Nach den Worten von LfM-Direktor Norbert Schneider muss man auch beim Fernsehen von einem stärkeren Eindringen der Public Relations in den Kernbestand journalistischer Kommunikationsinhalte reden – ein ähnliches Ergebnis brachte bereits die LfM-Studie über werbliche Erscheinungsformen im Hörfunk vom März 2007.

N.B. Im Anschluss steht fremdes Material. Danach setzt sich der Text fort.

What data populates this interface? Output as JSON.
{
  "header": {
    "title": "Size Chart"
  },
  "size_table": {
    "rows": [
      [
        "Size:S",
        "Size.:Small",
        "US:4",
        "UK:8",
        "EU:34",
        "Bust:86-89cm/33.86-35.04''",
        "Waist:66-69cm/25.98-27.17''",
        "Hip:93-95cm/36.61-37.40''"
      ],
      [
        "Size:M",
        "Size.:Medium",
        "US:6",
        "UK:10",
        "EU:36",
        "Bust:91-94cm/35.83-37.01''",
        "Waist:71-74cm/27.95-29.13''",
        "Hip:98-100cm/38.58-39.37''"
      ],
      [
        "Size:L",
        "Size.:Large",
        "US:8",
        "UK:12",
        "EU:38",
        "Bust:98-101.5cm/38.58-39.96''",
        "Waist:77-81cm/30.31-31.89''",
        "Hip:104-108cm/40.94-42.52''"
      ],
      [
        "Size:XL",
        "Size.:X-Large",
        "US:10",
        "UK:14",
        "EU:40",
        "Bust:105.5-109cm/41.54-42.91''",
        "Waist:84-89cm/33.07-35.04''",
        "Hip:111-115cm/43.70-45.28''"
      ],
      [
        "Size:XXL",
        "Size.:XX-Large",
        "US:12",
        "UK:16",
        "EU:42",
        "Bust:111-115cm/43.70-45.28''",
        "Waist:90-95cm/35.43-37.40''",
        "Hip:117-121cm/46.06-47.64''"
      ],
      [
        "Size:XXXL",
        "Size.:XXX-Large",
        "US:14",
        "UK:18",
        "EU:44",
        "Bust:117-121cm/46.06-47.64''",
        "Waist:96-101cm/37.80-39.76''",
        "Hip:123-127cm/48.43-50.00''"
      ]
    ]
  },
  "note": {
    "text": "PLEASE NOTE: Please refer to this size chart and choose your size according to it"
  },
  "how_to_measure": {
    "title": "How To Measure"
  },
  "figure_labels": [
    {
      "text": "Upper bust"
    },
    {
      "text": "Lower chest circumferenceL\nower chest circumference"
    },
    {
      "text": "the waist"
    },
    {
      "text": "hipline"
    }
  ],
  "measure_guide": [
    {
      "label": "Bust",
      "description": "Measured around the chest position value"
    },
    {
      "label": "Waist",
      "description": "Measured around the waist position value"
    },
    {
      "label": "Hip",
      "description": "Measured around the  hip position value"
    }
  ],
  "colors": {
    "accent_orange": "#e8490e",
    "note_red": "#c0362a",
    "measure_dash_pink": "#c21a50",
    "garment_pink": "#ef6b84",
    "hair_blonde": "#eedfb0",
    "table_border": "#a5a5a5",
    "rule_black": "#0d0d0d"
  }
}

„Die Grenze zwischen Programm und Werbung ist in vielen Verlaufsformen nicht mehr so scharf zu ziehen wie zu Beginn des dualen Systems. Dennoch muss der Grenzverlauf für den Zuschauer jederzeit erkennbar bleiben. Dies geht nur über ein Höchstmaß an Transparenz, nicht zuletzt auch bei PR-nahen Formen. Hier müssen Ross und Reiter genannt werden. Das gilt für den privaten und den öffentlich-rechtlichen Rundfunk.“
Der Zuschauer müsse wissen, ob das, was er sieht, werblichen Absichten unterzuordnen sei oder im publizistischen Interesse des Anbieters liege, also einer redaktionellen Entscheidung folge. „Hier steht nicht weniger auf dem Spiel als die Glaubwürdigkeit des Mediums. Die aber kann man nach aller Erfahrung nur einmal verlieren“, sagte Schneider weiter.
Prof. Dr. Helmut Volpers sagte, der Gesetzgeber, der bislang das Trennungsgebot als eines der wesentlichen Grundsätze des Medienrechts angesehen habe, habe die Marktkräfte und den Kommerzialisierungsdruck offenbar völlig unterschätzt. Die Legalisierung von Product Placement würde unweigerlich zu Weiterungen führen, die über das reine Placement von Produkten und Marken hinausgehen: „Der Gesetzgeber muss sich entscheiden, ob er in einem zukunftsfähigen Medienrecht Regelungen schaffen will, die einen Kernbestand journalistischer Autonomie vor ökonomischen Interessen bewahren hilft“, sagte er. [mg]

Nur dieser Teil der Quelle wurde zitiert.